The higher echelons in the Border Guard and the Defence Forces also supported the idea. And so did the representatives from Metsähallitus, the government organization in charge of state owned forests in Finland. Therefore, in the following months, Erkki Pulliainen made the necessary proposals needed for setting up the research station and officially proposed the idea to the Faculty of Agriculture and Forestry in the University of Helsinki. The costs of setting up the station would be minimal for the University. Metsähallitus would give the required logs and timber and the Border Guards would build it free of cost. The University accepted the proposal in 1967.

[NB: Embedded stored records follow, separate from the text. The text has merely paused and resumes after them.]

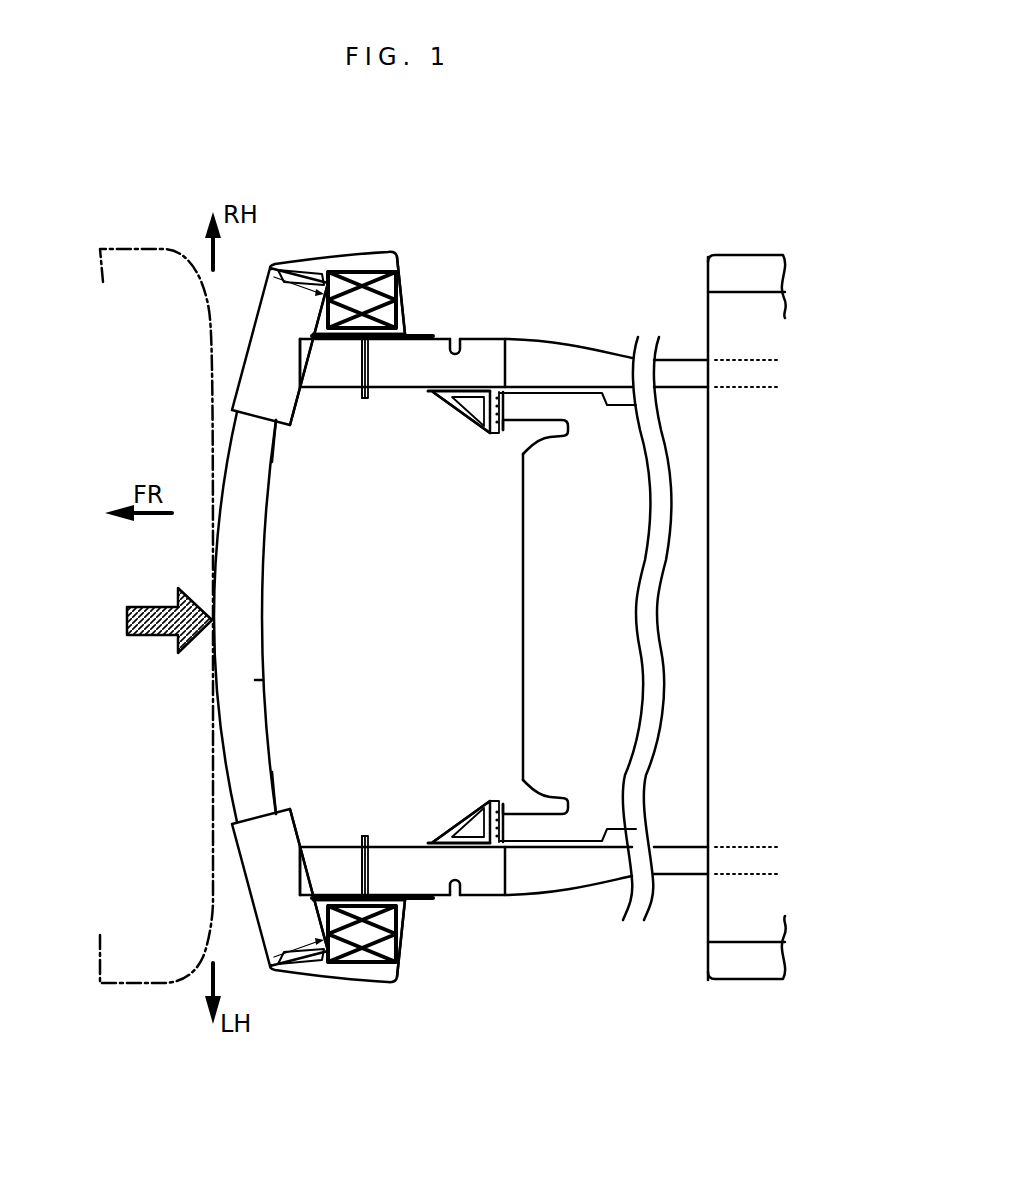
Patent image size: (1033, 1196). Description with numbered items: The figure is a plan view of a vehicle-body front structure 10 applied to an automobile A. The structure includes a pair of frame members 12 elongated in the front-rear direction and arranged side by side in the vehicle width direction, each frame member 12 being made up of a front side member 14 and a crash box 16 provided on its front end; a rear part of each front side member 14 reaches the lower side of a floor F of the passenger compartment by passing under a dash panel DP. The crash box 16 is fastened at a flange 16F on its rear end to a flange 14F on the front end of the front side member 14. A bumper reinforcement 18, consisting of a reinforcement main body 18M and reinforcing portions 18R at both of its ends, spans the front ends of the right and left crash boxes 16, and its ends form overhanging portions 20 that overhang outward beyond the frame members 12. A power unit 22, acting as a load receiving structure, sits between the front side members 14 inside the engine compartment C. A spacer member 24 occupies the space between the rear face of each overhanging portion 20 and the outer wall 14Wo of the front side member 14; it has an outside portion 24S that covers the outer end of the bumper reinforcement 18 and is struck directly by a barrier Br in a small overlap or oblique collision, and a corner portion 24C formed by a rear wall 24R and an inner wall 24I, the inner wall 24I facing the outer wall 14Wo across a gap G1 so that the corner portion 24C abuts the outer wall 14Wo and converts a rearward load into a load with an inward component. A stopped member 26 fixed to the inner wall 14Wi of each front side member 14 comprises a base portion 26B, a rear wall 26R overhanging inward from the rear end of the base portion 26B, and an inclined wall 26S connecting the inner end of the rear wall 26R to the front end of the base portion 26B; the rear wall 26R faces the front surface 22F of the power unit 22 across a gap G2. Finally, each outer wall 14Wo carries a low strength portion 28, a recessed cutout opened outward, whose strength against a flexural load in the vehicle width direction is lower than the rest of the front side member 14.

The vehicle-body front structure 10 is at (520, 258).
The frame member 12 is at (422, 497).
The front side member 14 is at (400, 397).
The flange 14F is at (370, 395).
The inner wall 14Wi is at (417, 393).
The outer wall 14Wo is at (415, 336).
The crash box 16 is at (343, 397).
The flange 16F is at (361, 357).
The bumper reinforcement 18 is at (272, 622).
The reinforcement main body 18M is at (263, 680).
The reinforcing portion 18R is at (287, 412).
The overhanging portion 20 is at (248, 318).
The power unit 22 is at (530, 605).
The front surface 22F is at (503, 403).
The spacer member 24 is at (401, 246).
The corner portion 24C is at (408, 330).
The inner wall 24I is at (312, 355).
The rear wall 24R is at (404, 294).
The outside portion 24S is at (300, 268).
The stopped member 26 is at (495, 444).
The base portion 26B is at (457, 383).
The rear wall 26R is at (524, 453).
The inclined wall 26S is at (467, 433).
The low strength portion 28 is at (470, 337).
The automobile A is at (612, 245).
The barrier Br is at (137, 268).
The engine compartment C is at (418, 624).
The dash panel DP is at (708, 683).
The floor F is at (742, 970).
The gap G1 is at (417, 374).
The gap G2 is at (557, 374).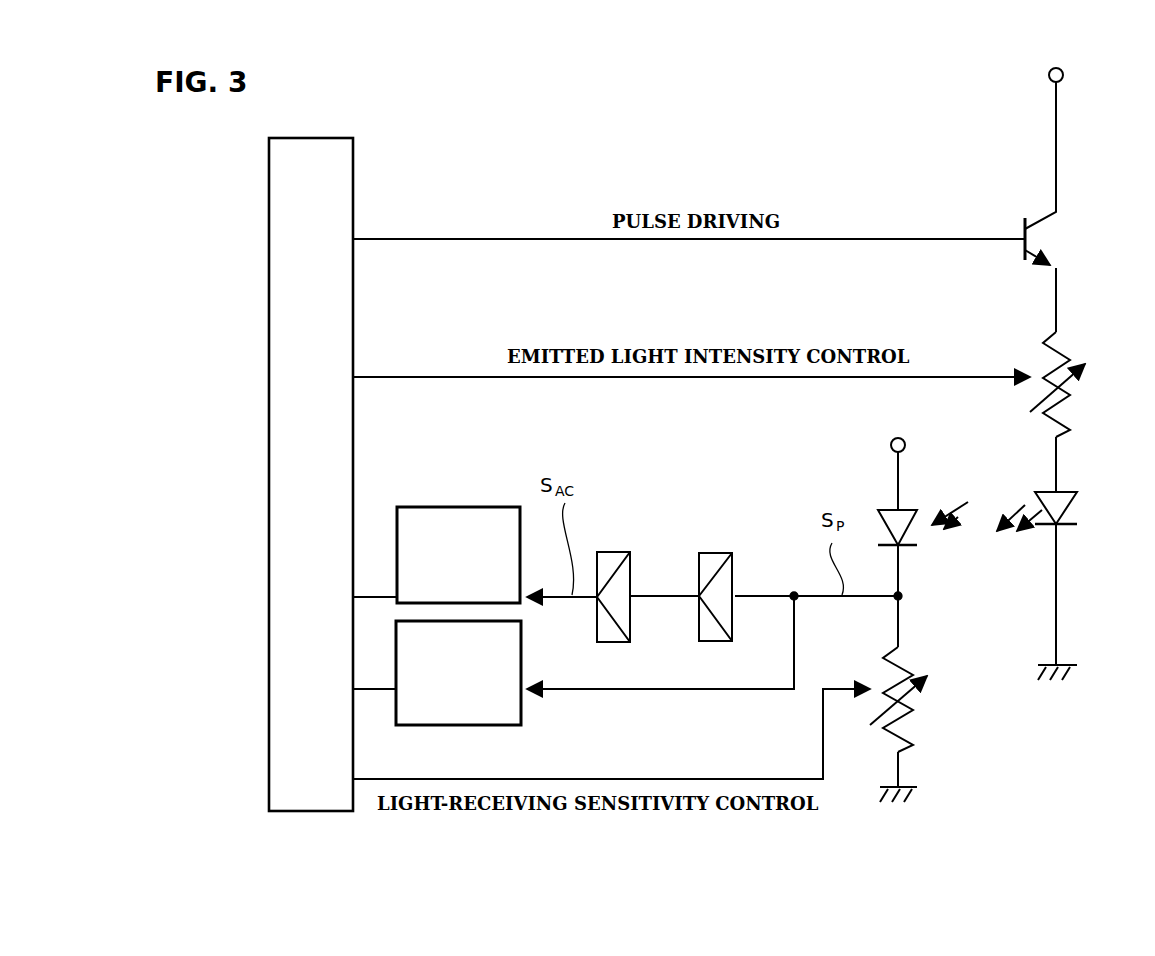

The plan was put in effect the same year. General Koppinen from the Border Guard had suggested, that the station would be built in the proximity of a small lake, lake Kuutsjärvi, in the northern end of the Värriö fell range. As the construction could only be done during the short summer months, the Border Guards transported all the required construction material with a snow tractor during winter from the closest winter-accessible road at the time, 44 km away. Then as the snow melted, the construction began under the supervision of the head of the Border Guards in the region, Aaro Valtonen. The main building and the sauna were finished by the beginning of August the same summer. Finally, on the 13th of August 1967, Erkki Pulliainen together with his research assistants, border guards and VIPs held the initiation ceremony, that now landmarks the birth of the station. The 50th anniversary of Värriö Subarctic Research Station were celebrated far into night under the aurora borealis on the 17th August 2017.